Sunday, May 15, 2005

When did I stop loving the things I used to?

You'll have to make do with this for now Pat

There’s a picture in my baby book that is probably one of my favorite pictures of me. I’m eight months old and I’m sitting at a little white plastic table in a little kid chair. My hair is curly and I have a crayon in my hand. The caption my mother wrote next to the picture reads “your love affair with crafts began at eight months and went on and on and on…”

I’ve always loved that picture because I thought it so completely captured me, who I was then and who I’ve always been. I’ve been drawing longer than I’ve been walking, and just about as long as I’ve been talking. A lot of things have changed about me in 23 years but I’ve always been an artist.

For the first time in my life I’m questioning that. I haven’t picked up a paintbrush or drawing pencil in 3 years. When I packed up my room to move I left the box with all my art supplies and my easel behind. I told myself I just didn’t have room but the truth is I don’t feel like making room. When the art draught started I blamed it on the mess at UCFV. The experience I had during my last semester had just been so stressful, so soul crushing that I wanted to leave everything about it behind, including all art related activities. I embraced the identity of the academic whole heartedly, blissfully setting aside my conte crayons and prismacolours in favour of McLuhan and Marx and Bourdieu and forgot about the artist that had lived there for 20 years.

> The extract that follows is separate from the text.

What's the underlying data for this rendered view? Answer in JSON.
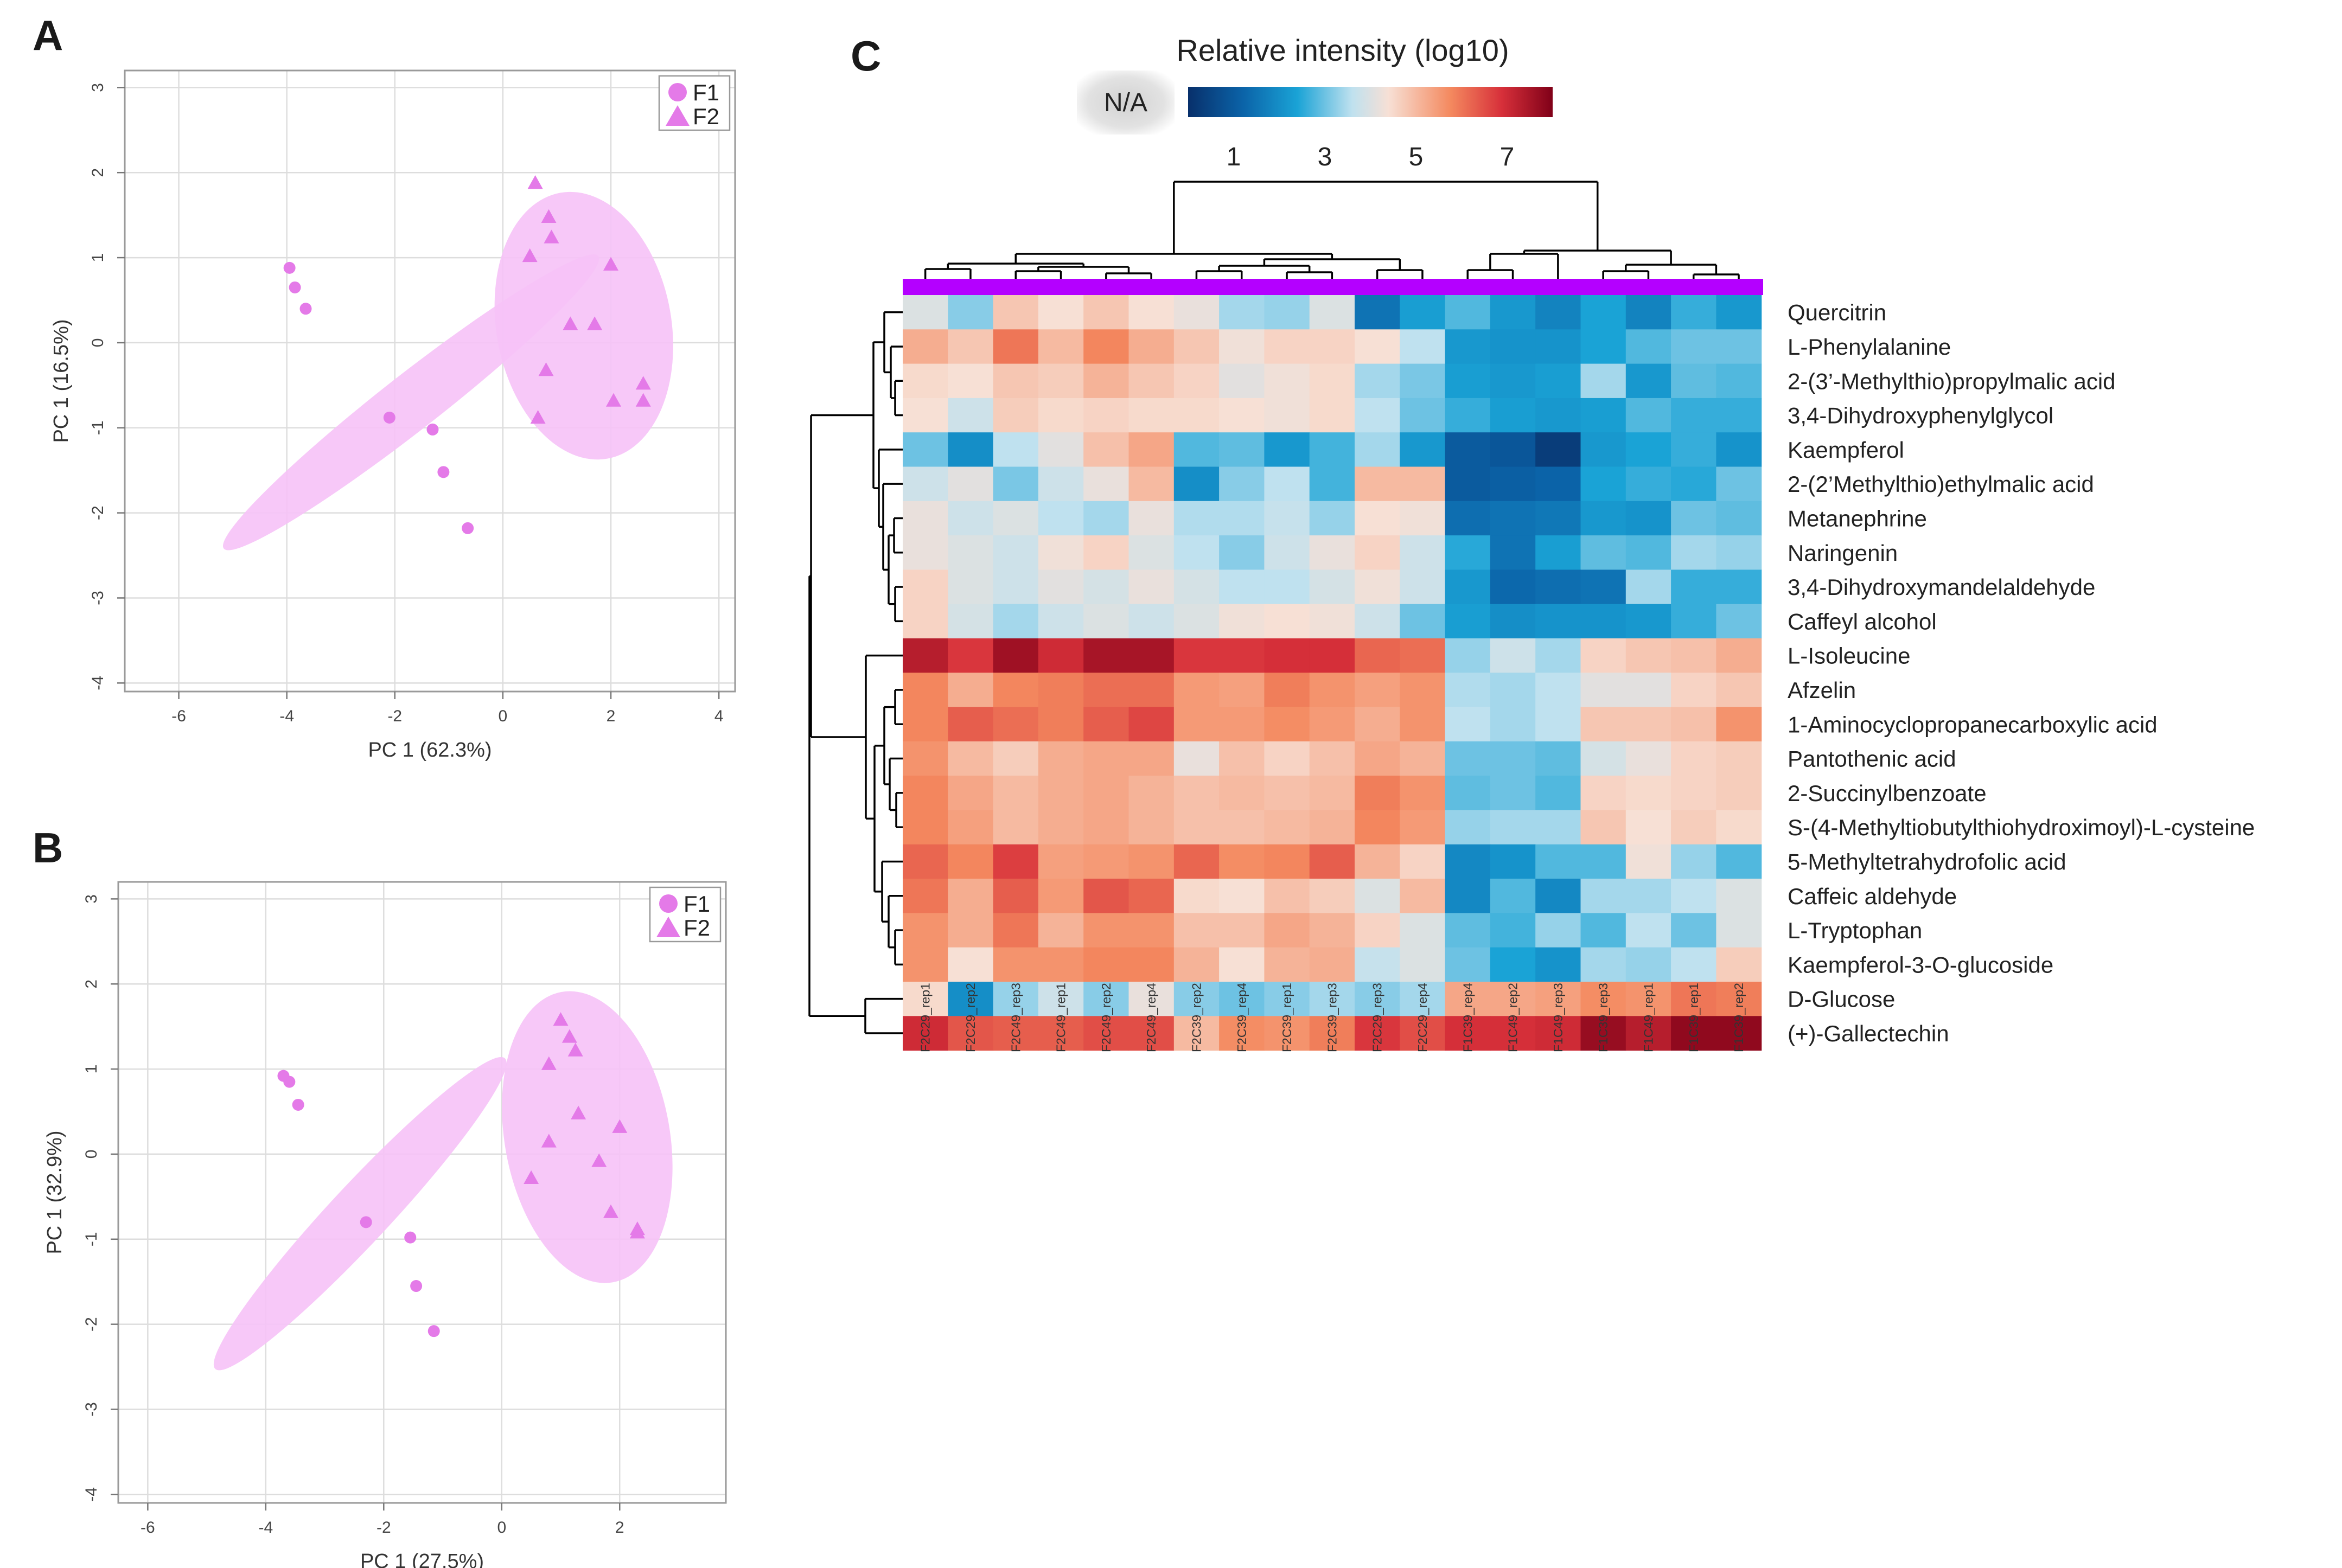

I can’t blame UCFV anymore. That story is long since over but I’m left wondering where the intense need to paint and draw or just scribble has gone and if I’ll ever get it back. I did bring my portfolio with me to Burnaby. Looking through it, I remember the girl who created these things, the girl who spent nearly 20 hours painting individual stitches to depict a pair of wool kilt socks, the same one who’s head was filled with so many images it was always a matter of just choosing one.

I can’t draw anymore. The ability is still there yes but when I open my old, long neglected sketchbook, pen in hand, I am met with apathy and frustration. The blank pages that used to be filled with promise are now just empty.

When did drawing stop being cathartic? When did I stop turning to my expensive box of fancy crayons whenever I was in a bad mood? And how do I start loving it again?

1 Comments:

Blogger MrScaryMuffin said...

Out with the old and in the with new. Just doodle and forget about things pleasing you (say "screw it") it's time for you to develop a new style that can encorporate all that you feel. Something like the past but also with you now.